You can’t reach Bird, on the page, you find. You can see her reeling, see her in need, but continuously we are returned to Mickey’s damage-on-damage treating of her, sometimes twisted into supposed playtimes, other times just cruel for cruel’s sake. The novel even begins in this state, depicting Bird as left home tied up by him, without knowledge of when he will return, if ever. She seems aware that he could leave forever at any time, but finds refrain in feeling grateful when he does come back, even though nothing is ever different with him.

“‘When do I get to kill you?,’” he asks her. “‘What do I get to use?’”

“The answers came to them in the bedroom, sprung from the heat of fucking—bed talk, potty talk, not a plan so much as a feeling, needling, the watery sloppy hum and drift of a grief in her, unhelpable. Something had to give. They would fly off a bridge, dusk coming down; they would slam the car into a wall. Nothing lasting. A moment’s impulse, three.”

Impulse. There’s a tool beyond sentence, one that allows work like Holland’s to crack open and clam up at turn, as it might wish, most often never sticking to any one sentiment so long that it becomes tedious, but rather leaving you tilted, searching for footing. And still the larger strokes of active violence and misdirection in Bird’s life alone becomes enough to carry us forward, searching for the grace between the lines that have allowed her to survive this long, to find some form of sustenance in a life that never seems to stop abusing, clawing the ground.
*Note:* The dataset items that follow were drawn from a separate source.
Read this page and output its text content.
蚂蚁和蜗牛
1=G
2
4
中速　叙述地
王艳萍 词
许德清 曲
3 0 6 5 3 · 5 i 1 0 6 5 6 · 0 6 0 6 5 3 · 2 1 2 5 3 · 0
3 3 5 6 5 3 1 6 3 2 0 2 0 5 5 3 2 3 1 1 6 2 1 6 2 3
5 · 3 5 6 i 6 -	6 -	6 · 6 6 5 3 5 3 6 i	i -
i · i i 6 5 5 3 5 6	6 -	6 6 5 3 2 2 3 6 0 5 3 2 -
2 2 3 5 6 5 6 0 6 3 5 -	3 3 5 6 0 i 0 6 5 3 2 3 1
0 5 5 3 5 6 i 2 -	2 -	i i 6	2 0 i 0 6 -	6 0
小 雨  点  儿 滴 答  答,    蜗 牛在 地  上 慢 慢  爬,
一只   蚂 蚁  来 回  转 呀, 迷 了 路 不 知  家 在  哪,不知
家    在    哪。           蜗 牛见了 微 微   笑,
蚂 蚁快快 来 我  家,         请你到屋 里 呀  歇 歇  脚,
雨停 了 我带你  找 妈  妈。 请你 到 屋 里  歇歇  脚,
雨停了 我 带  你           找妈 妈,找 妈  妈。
Even Bird’s friend, Suzie, who becomes a device in the novel where we are able to see Bird in daily order, in conversation, trying to logic forward, has fucked Mickey, run off with Mickey. She only seems to care about Bird in that she is someone to speak to, to carry a pattern forward with. Suzie’s humanity, like Mickey’s remains distant, an ornament, leaving Bird stranded with only the page to speak through, still there enough in her own mind to find the words that tell the story of her life, even as she becomes only left locked behind again and again in her own misery, the silver linings still only silver, like little knives.

And so this novel is sadistic and tender in the same breath; it is symphonic and line-driven; it meanders into enormous fields and backs back out; it drills into the heart of itself so deeply it can’t even seem to feel it any longer, though it remains able to find poetry, to gather its barb hooks and keep fluttering forward, toward an ending that offers no new solace, no dream within a dream that gathers light. It’s as unflinching in its mortality as it is resistant to settling on any one moral truism or means of being; it feels more honest than it would even like to be, besides that Holland has forced the language to reflect its meaning beyond the need for meaning. It just cuts you up and then offers you a window to look back through before it’s ready to cut again. Its pain is its body. Its ability to still speak is its lungs. It has so many kind of eye, opening just enough when the swelling goes down to let it look awhile.

“Bird slickened with blood she was losing still; on her breasts, hieroglyphs of his hands. Mineral seep. Her feet were pewter; a beetle wandered in the swales of her tendons, daubing methodically at the spatter of her blood. A speckled wing, iridescent. Nothing more moved but Mickey, Bird—a shadow fused, a Gorgon’s head.”

Thankful for a novel like this that moves in the dark and light alike; that doesn’t need to explain why we remain in the wake of our own pain so long that it becomes us; that even when we know we should turn and run, we can’t remember where it would ever feel another way. A brave book. A skinbook that outlives.